A proxy server that acts as a read-through cache for redis GET results. It contains both a HTTP and redis TCP protocol interface. It is implemented in Scala but sticks to a mostly OOP paradigm to remain understandable to a wider audience, using functional patterns mostly for iterating over collections, pattern matching and the Option monad to enforce compile-time safety.
- Run make test, this will build the project and run the tests
- Note the first build will be slow, due to sbt dependency resolution
- Run
make run
, to run the http and proxy server
It is assumed that each server instance runs make run, which inherently means each instance runs it’s own {proxy,redis}
pair
Configuration: Configurable options have defaults set and can be read/changed under the environment key in docker-compose.yml
On first run sbt will try to resolve and download a dependency called org.scala-sbt#compiler-bridge_2.12;1.1.7!compiler-bridge_2.12.jar
. On slow internet connections it can be a problem. To resolve, re-run the command and try to have a stable/fast internet connection :)
By default runs on localhost:9000
and includes a single route: /:key
where key
is the key you want to look up in redis. Stack is Play! Framework v2.6.
By default runs on localhost:9002
. It parses get <key>
requests and uses the same cache instance that the HTTP service uses.
TDLR; Leverage Play! Async request handling, design cache around assumed concurrency
Though a bonus requirement, it greatly influenced the foundational design of the core data structures to behave in a concurrent setting.
We leverage Play’s asynchronous request handling out of the box to enable parallel requests. We also exploit the fact that Play comes packaged with Akka Streams so we can build a TCP server with it and use the same thread pool(s) as the web application. This effectively makes the HTTP and TCP server “one scalable unit”.
TLDR; Assume concurrency up front, O(1) reads, writes and LRU by combining a hashmap and a linked list. Writes are locked to synchronize update of hashmap and LRU. Reads are not but benign reads are avoided by using an underlying concurrent hashmap. Global entry expiry is implemented with asychronous callbacks.
- All data structures that make up the cache live in package services.util
- Supports lookups and insertions in O(1) time via a hashmap
- Keys are Nodes of a LinkedList, which allows us to splice out nodes and put them at the tail in O(1) time to create an efficient LRU queue
-
The backing hashmap is from java.util.concurrent which effectively shards data so that only parts of the map are locked during updates, reducing lock contention
-
Updating the cache means updating 2 shared resources that must remain in sync; the hashmap and the linked list. To synchronize updates to both, we use a shared lock for requests that mutate.
-
We do not use a lock for reads since reading a value from the map can be inconsistent with the LinkedList, and the underlying concurrent hashmap guarantees atomic writes which prevents benign reads
- Implemented from scratch in
services.util.LinkedList
- Not thread-safe, we use an lock to surround its methods that cause mutation
- Adds are added to the tail, representing the
MRU
entry - Head is the
LRU
and is a candidate for eviction
- Configured via the
CAPACITY
env variable - We use an atomic counter to increment and decrement during additions and removals from the cache respectively
- This way we do not have to rely on the underlying data structures' size which for ConcurrentHashMap requires iterating over it's segments
- This also means that it's possible that we evict an entry right after an entry expired. We assume that relaxing the exact count at any point in time is acceptable since we still maintain a maximum capacity, even though it's possible we evict slightly more than we should.

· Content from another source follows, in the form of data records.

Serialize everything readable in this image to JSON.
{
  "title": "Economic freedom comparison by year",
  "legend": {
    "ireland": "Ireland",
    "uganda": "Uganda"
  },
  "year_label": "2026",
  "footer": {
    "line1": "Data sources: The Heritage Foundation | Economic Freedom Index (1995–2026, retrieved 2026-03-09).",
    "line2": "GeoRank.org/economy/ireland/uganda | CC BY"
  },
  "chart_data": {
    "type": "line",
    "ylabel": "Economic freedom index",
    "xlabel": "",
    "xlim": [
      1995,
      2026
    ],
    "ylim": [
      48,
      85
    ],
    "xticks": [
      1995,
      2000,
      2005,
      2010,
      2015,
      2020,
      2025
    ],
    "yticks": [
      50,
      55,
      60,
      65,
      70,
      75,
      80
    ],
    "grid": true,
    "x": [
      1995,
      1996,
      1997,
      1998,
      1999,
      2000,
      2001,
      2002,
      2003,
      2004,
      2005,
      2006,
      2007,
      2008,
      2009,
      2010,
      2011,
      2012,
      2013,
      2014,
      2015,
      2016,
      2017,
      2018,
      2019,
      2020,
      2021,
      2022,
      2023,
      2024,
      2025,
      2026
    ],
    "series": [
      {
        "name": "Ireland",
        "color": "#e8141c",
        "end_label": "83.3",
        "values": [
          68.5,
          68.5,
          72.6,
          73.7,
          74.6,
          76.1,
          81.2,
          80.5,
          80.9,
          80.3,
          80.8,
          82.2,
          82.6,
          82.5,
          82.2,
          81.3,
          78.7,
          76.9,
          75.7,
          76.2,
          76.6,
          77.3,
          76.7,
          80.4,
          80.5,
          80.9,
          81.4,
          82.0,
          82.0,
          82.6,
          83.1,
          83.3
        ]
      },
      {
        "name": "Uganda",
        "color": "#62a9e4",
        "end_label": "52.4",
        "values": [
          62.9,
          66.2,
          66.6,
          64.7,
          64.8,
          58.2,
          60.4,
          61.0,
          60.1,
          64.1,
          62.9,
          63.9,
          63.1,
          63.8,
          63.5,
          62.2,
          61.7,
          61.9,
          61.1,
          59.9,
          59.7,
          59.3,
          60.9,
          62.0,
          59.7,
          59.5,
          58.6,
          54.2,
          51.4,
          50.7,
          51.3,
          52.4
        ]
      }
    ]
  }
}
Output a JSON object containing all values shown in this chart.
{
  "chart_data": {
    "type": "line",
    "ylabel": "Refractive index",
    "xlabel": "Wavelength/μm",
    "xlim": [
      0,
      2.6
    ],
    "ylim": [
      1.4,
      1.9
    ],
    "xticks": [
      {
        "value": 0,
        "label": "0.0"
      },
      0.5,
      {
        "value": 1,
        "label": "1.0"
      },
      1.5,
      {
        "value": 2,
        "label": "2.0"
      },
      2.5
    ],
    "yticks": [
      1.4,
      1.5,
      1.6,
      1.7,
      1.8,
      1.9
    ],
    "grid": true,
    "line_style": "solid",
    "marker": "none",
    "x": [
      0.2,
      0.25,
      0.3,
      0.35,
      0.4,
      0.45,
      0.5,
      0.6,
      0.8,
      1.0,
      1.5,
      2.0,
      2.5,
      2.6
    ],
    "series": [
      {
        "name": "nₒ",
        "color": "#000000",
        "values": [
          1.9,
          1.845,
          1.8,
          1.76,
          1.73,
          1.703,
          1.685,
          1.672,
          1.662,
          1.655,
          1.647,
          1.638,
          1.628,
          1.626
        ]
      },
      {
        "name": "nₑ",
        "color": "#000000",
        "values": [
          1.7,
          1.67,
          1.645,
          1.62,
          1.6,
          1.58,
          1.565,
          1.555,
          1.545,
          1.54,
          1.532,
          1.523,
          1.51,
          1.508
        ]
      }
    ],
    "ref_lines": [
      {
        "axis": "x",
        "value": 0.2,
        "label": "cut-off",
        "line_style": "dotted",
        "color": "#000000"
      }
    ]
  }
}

- Upon addition of an entry, we schedule a cancellable callback to remove it with the configured
EXPIRY_TIME
in milliseconds - Upon removal of an entry, we cancel the callback
- The scheduler is from the default ActorSystem in Play!
- The removal callback is threadsafe to serialize mutations on the cache just symmetrical with the method that adds the item.
The design ultimately supports more read throughput which is in line with the goals of the read-through cache
- Project platform setup (framework/libraries, docker, etc): 2 hours
- Core cache implementation (design, concurrency planning, implementation, tests): 6 hours
- Redis Protocol Server (Learning Akka streams library, protocol parser, integrating with existing project): 6 hours
- Documentation: 2 hours
- Total: 16 hours
-
There should be more integrations tests, reason for omission: time to implement and (over?)confidence that each component's interface is well designed
-
Redis protocol parser code is not as clean/maintainable as it should be, and is missing more tests. Reason for omission: integrating the protocol parser with akka streams took longer than expected as I was brand new to it. Also since it's only designed to support
gets
I'm less concerned with the ability to extend it. Before extending it I would spend time to refactor it to make it easier to work with / understand.